Mas é o versículo 12 que muda tudo: o Senhor corrige quem ele ama, como um pai corrige o filho que quer bem. A correção que dói tem um remetente, e o nome dele é amor.
Reflexão
1A Correção Tem Duas Saídas Erradas: Desprezar e Desanimar
Quando a repreensão chega, a correção do chefe, o tombo que expôs a sua falha, a consequência que doeu, a gente corre para um de dois extremos. Uns desprezam: endurecem, se revoltam, arrumam culpados, fingem que não é com eles. Outros desanimam: afundam, se martirizam, concluem que não prestam e desistem.
O versículo 11 fecha as duas portas: nem endurecer, nem desabar.
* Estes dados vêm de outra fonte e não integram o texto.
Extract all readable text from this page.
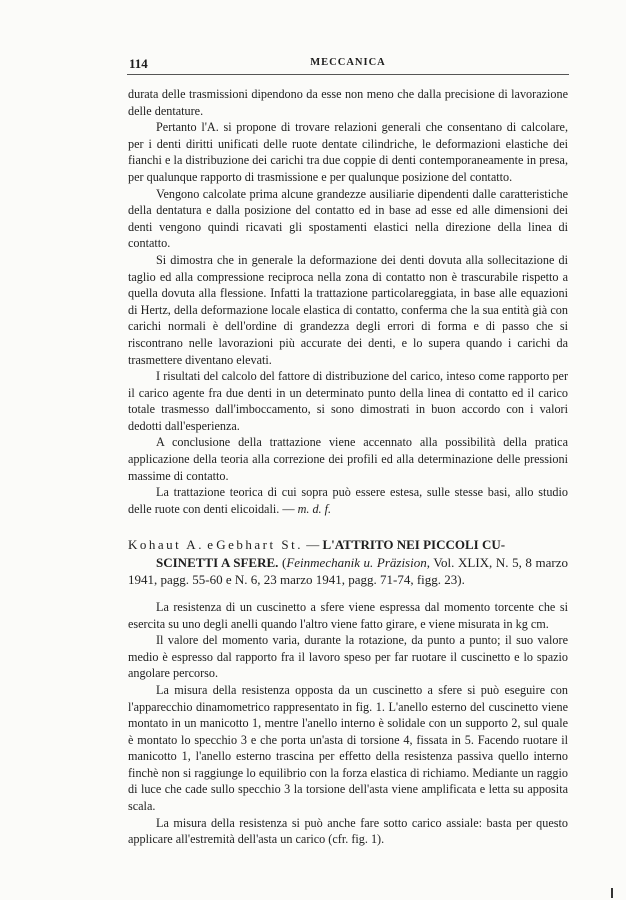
114	MECCANICA

durata delle trasmissioni dipendono da esse non meno che dalla precisione di lavorazione delle dentature.

Pertanto l'A. si propone di trovare relazioni generali che consentano di calcolare, per i denti diritti unificati delle ruote dentate cilindriche, le deformazioni elastiche dei fianchi e la distribuzione dei carichi tra due coppie di denti contemporaneamente in presa, per qualunque rapporto di trasmissione e per qualunque posizione del contatto.

Vengono calcolate prima alcune grandezze ausiliarie dipendenti dalle caratteristiche della dentatura e dalla posizione del contatto ed in base ad esse ed alle dimensioni dei denti vengono quindi ricavati gli spostamenti elastici nella direzione della linea di contatto.

Si dimostra che in generale la deformazione dei denti dovuta alla sollecitazione di taglio ed alla compressione reciproca nella zona di contatto non è trascurabile rispetto a quella dovuta alla flessione. Infatti la trattazione particolareggiata, in base alle equazioni di Hertz, della deformazione locale elastica di contatto, conferma che la sua entità già con carichi normali è dell'ordine di grandezza degli errori di forma e di passo che si riscontrano nelle lavorazioni più accurate dei denti, e lo supera quando i carichi da trasmettere diventano elevati.

I risultati del calcolo del fattore di distribuzione del carico, inteso come rapporto per il carico agente fra due denti in un determinato punto della linea di contatto ed il carico totale trasmesso dall'imboccamento, si sono dimostrati in buon accordo con i valori dedotti dall'esperienza.

A conclusione della trattazione viene accennato alla possibilità della pratica applicazione della teoria alla correzione dei profili ed alla determinazione delle pressioni massime di contatto.

La trattazione teorica di cui sopra può essere estesa, sulle stesse basi, allo studio delle ruote con denti elicoidali. — m. d. f.

Kohaut A. e Gebhart St. — L'ATTRITO NEI PICCOLI CU-
SCINETTI A SFERE. (Feinmechanik u. Präzision, Vol. XLIX, N. 5, 8 marzo 1941, pagg. 55-60 e N. 6, 23 marzo 1941, pagg. 71-74, figg. 23).

La resistenza di un cuscinetto a sfere viene espressa dal momento torcente che si esercita su uno degli anelli quando l'altro viene fatto girare, e viene misurata in kg cm.

Il valore del momento varia, durante la rotazione, da punto a punto; il suo valore medio è espresso dal rapporto fra il lavoro speso per far ruotare il cuscinetto e lo spazio angolare percorso.

La misura della resistenza opposta da un cuscinetto a sfere si può eseguire con l'apparecchio dinamometrico rappresentato in fig. 1. L'anello esterno del cuscinetto viene montato in un manicotto 1, mentre l'anello interno è solidale con un supporto 2, sul quale è montato lo specchio 3 e che porta un'asta di torsione 4, fissata in 5. Facendo ruotare il manicotto 1, l'anello esterno trascina per effetto della resistenza passiva quello interno finchè non si raggiunge lo equilibrio con la forza elastica di richiamo. Mediante un raggio di luce che cade sullo specchio 3 la torsione dell'asta viene amplificata e letta su apposita scala.

La misura della resistenza si può anche fare sotto carico assiale: basta per questo applicare all'estremità dell'asta un carico (cfr. fig. 1).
O caminho do meio é o mais difícil: prestar atenção, aprender e seguir de pé.
2A Dor Sem Propósito Destrói; a Dor com Propósito Forma
A diferença entre um castigo cruel e uma correção amorosa não está na intensidade da dor, está no objetivo por trás dela. O versículo 12 compara com um bom pai: ele não corrige o filho para se vingar, corrige para formar.
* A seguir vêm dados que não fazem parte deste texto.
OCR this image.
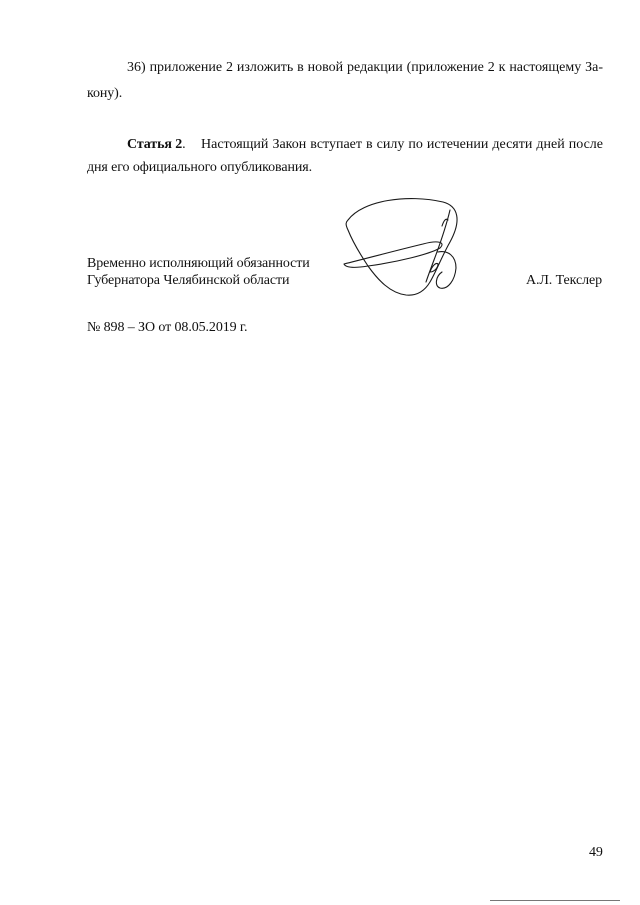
36) приложение 2 изложить в новой редакции (приложение 2 к настоящему За-
кону).
Статья 2. Настоящий Закон вступает в силу по истечении десяти дней после
дня его официального опубликования.
Временно исполняющий обязанности
Губернатора Челябинской области	А.Л. Текслер
№ 898 – ЗО от 08.05.2019 г.
49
O bisturi do cirurgião corta igual à faca do assaltante, mas um cura e o outro mata; a diferença é a intenção da mão que segura a lâmina. Quando você entende que a correção quer te construir, e não te destruir, você para de fugir dela e começa a extrair o que ela veio te ensinar.
3A Correção é a Prova de que Você Não Foi Abandonado
Aqui está a virada que consola: Deus corrige quem ama. Pense bem: você não gasta energia corrigindo um estranho na rua; você corrige o seu filho, porque ele é seu e você se importa com o futuro dele. Um pai que desistiu do filho o deixa fazer o que quiser.
Então, por mais estranho que soe, a correção que você está recebendo pode ser a maior prova de que você não foi esquecido. Deus não lapida pedra que vai jogar fora.